For all that, the administration just wants the Syria issue, the uprising, the opposition, to go away. It would prefer not to deal with it and thus has come up with all sorts of excuses to do just that.
It was five months, and many thousand dead, into the uprising before Obama called on Assad to step down. Instead of leading, the president tasked Syria policy out to Turkey, then to the Arab League, which sent a monitoring delegation led by a former Sudanese intelligence chief suspected of war crimes in Darfur.
Smith goes farther. He argues that its position on Syria, since it asked Assad to leave office, does not indicate real opposition to Assad but rather reluctance to see the Assad clan's fall. Smith raises the question of where the Obama administration and the State Dept really stand:
Unfortunately, the White House has painted itself into a corner. Because the administration has never really wanted to see Assad fall, it has talked only of stopping the violence . . . , with the unstated provision that once the murders stop, the murderer still rules. . . .
The question of where Obama & Co. really stand arises concerning the Iranian nuke bomb project as well. Bear in mind that Iran's ayatollahs are major supporters of the Assad regime and vice versa:
What’s odd is that the White House has let on, through various media surrogates, that it may come to accept the inevitability of the Iranian nuclear program and move toward a policy of containment and deterrence. . . . In its dithering on Syria, the administration shows a lack of seriousness in dealing with Iran. . . .
Yet the Assad regime, going back to 1983 at least, has a record of killing offcial Americans as well as American troops in both Lebanon and Iraq:
Under Assad the Damascus airport was a jihadist transport hub from which foreign fighters were either bused directly to the Iraqi border to fight U.S. troops, or warehoused in Syrian prisons until they could be put to some use. Washington knew very well that Syrian intelligence was working with al Qaeda because it had evidence of it in the Sinjar documents, showing that 90 percent of the foreign fighters in Iraq were coming through Syria. When a series of suicide bombings killed hundreds of Iraqis in the fall of 2009, the Obama administration hushed Iraqi officials who pointed a finger at Damascus.
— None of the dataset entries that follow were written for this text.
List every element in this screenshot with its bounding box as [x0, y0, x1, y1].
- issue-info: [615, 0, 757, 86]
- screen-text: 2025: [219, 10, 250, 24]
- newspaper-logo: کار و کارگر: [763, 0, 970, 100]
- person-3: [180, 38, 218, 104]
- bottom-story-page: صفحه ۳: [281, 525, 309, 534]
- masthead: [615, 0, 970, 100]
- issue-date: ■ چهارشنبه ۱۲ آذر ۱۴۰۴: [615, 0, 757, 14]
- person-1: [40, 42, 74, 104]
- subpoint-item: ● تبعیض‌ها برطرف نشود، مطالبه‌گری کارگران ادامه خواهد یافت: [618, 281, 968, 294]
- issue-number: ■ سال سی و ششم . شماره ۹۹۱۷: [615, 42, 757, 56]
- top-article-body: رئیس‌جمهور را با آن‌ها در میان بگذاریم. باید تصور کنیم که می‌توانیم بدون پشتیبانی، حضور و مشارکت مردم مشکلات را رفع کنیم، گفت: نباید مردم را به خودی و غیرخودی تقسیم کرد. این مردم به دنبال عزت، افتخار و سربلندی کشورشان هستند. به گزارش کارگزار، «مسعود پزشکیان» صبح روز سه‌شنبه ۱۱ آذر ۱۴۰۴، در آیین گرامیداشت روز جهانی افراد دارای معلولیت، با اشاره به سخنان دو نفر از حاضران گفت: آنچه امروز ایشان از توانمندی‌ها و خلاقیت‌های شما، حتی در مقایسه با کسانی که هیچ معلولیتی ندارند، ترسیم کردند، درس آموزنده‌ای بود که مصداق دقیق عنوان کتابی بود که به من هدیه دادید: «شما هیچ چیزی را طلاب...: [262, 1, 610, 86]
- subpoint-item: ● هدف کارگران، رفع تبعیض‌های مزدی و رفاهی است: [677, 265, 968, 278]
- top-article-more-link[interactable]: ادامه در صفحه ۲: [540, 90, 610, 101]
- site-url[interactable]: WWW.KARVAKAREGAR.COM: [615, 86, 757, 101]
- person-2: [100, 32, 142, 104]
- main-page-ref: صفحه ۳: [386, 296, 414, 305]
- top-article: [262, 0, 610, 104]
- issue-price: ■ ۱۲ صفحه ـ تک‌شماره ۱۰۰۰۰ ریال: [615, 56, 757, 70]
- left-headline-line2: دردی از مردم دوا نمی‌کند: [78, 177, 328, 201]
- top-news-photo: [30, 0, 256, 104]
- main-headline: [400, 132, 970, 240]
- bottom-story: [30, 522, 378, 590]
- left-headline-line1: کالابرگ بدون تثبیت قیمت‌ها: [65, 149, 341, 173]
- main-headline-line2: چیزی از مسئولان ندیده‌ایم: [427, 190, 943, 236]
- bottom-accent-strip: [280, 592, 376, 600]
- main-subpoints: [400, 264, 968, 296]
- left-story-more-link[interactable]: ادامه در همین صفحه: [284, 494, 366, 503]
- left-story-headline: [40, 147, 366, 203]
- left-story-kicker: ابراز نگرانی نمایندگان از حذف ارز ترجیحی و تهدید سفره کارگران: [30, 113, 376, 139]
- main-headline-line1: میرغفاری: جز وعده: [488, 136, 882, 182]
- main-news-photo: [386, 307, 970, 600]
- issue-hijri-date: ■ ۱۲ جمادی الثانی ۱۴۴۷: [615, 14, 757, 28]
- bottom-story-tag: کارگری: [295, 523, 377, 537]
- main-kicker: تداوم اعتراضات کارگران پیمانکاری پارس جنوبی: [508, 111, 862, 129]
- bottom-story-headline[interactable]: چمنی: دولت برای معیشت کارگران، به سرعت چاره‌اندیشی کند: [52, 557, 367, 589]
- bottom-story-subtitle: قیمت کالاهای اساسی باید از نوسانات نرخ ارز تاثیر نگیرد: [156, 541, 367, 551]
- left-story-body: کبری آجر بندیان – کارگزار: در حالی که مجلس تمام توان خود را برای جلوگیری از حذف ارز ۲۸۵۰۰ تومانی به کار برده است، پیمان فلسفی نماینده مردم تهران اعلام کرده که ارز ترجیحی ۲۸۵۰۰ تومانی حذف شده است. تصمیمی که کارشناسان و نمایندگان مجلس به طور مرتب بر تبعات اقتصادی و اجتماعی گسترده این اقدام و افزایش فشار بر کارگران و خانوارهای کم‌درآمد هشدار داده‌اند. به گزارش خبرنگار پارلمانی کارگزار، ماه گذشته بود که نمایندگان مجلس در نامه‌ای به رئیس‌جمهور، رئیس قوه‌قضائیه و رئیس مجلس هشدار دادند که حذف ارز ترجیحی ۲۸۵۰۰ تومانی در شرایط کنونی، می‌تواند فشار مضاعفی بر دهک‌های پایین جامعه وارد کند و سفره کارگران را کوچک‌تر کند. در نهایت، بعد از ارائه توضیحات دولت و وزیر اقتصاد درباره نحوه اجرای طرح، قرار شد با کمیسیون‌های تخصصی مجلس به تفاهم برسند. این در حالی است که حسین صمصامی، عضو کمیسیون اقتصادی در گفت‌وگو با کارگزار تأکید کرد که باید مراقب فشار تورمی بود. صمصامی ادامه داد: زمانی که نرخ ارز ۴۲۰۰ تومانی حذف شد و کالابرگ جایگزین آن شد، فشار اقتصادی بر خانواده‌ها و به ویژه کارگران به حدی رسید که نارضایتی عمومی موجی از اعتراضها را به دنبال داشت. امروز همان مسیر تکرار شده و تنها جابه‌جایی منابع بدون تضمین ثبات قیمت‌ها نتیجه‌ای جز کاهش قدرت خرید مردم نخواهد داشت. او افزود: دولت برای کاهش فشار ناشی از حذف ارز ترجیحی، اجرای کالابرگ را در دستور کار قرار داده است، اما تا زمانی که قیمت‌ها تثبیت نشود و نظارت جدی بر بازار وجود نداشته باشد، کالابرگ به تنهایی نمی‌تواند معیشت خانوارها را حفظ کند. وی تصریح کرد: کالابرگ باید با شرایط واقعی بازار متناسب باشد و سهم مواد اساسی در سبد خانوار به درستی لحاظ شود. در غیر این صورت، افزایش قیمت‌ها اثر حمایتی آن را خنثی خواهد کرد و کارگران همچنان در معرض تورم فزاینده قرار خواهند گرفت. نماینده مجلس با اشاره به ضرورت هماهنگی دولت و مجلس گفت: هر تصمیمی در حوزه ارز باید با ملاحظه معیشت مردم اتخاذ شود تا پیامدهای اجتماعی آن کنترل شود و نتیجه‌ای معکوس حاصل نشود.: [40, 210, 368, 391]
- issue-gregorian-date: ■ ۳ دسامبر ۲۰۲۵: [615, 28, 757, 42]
In other words, al Qaeda’s position in Syria was a problem U.S. officials were content to ignore when, with the help of Assad’s intelligence agents, the organization was killing American troops and Iraqis. But now the fact that al Qaeda elements, which may still be under the control of Syrian intelligence, are targeting regime installations, is a reason not to support the opposition [here Smith is pointing at Obama administration hypocrisy]. . . . The regime in Damascus that has so much Syrian blood on its hands also, along with its allies in Iran and Hezbollah, has killed many thousands of Americans. In Lebanon, U.S. Marines, diplomats, and intelligence officials were slaughtered by Iranian and Syrian assets; in Iraq, the Syrians and Iranians backed both Sunni and Shia fighters in their war against American troops, leaving almost 5,000 dead and many more thousands wounded [The Weekly Standard, 5 March 2012]
So the Assad regime in Syria has been an enemy of the United States and of Americans, including rank and file soldiers plus diplomats and intelligence officials. Yet the Syrian Assad regime was being coddled by the State Dept in the mid-1970s, under Kissinger and since then. The Baker-Hamilton Report drawn up for the Bush 2 administration in about 2006 recommended helping solve all Middle Eastern problems by pressuring Israel to give up the Golan Heights to Assad-ruled Syria. Apparently, Israel's welfare was secondary to Assad regime welfare. Or just how does one explain the situation that Lee Smith describes together with my extending the picture of Washington indulgence of the Assads back to the mid-1970s?